The Council of Ministers has approved and published a new regulation on sensitive goods that tightens controls on tobacco sales and transport as part of a government “shock plan” to curb illicit trafficking. The text, published in the Official Bulletin (BOPA) and announced by government communiqué after its approval was briefly postponed, imposes strict time limits, expanded record‑keeping and traceability obligations, and maintains a moratorium on new tobacco‑sales licences in Pas de la Casa.

Retail sales of tobacco in the urban core of Pas de la Casa are restricted to 07:00–20:00; sales outside that window or on legally mandated shop‑closure days are prohibited.

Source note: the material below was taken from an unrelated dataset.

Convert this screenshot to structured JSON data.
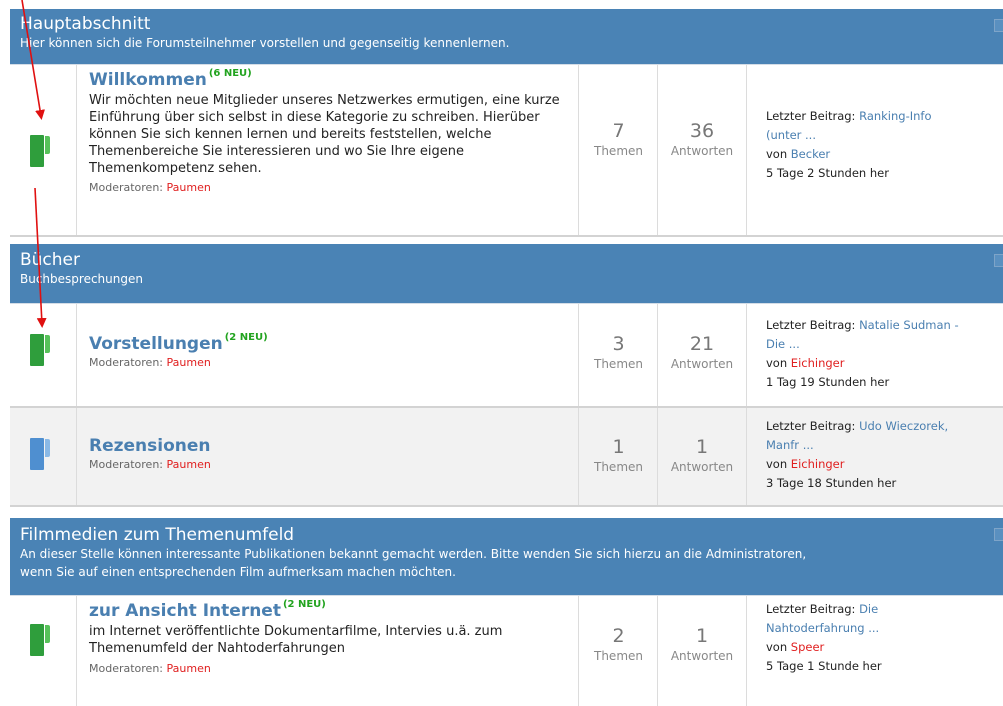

Transport of sensitive goods anywhere in Andorra is limited to 06:00–20:00. The regulation notes these geographic and temporal restrictions are authorised by a recent amendment to the sensitive‑goods law intended to protect public order and prevent diversion to the illegal market. Previously, ordinary commercial rules allowed sales until 22:00 and up to 84 hours weekly.

New transparency and reporting duties target high‑volume sellers and non‑retail operations. Operators must record the brand and a description of tobacco products in register books and on retail invoices (or simplified invoices). Establishments that sell more than 600,000 cigarettes in a month (equivalent to about 30,000 packs of 20) — and those carrying out non‑retail operations who are already required to keep registers — must submit monthly cigarette‑sales reports specifying date, time, invoice number, brand and description, and quantity. Single sales exceeding 2,000 cigarettes (100 packs) must include the buyer’s tax identification number (NRT) and name. Operators above the 600,000‑cigarette threshold must also maintain books of issued invoices, received invoices and stock.

All operators of sensitive goods are required to ensure staff receive appropriate training and to implement mechanisms that guarantee correct application of the law. The government says the regulation was drafted in coordination with the Union of Andorran Tobacco Retailers (UCAT) and shared with the Association of Tobacco Product Manufacturers of Andorra (AFPTA), though it acknowledges consensus was not unanimous.

The measures have prompted strong opposition from many retailers in Pas de la Casa, who say the rules create different categories of traders and amount to discriminatory treatment of the border town. Shopkeepers and UCAT leaders have voiced “strong discontent” and warned the differentiated regime could be described as unequal treatment compared with the rest of the country. Several merchants have said they will pursue administrative appeals and may take the matter to court.

UCAT president Raül Calvo acknowledged restrictive measures are unpopular but argued time limits alone will not stop smuggling and called for stronger punitive measures against contraband. He described the time restrictions as a temporary step and said the union has maintained broad dialogue with the administration despite disagreeing with the new hours.

The government frames the regulation as a necessary legal implementation of the amended law’s powers to impose prohibitions or geographically limit activities for public‑order reasons and to strengthen traceability to prevent diversion to the illegal market. As part of stepped‑up enforcement, the executive has announced a new recruitment round for 15 police officers to bolster security in Pas de la Casa; these posts add to nine officers already selected, creating 24 new recruits who are due to begin training in March–April 2026.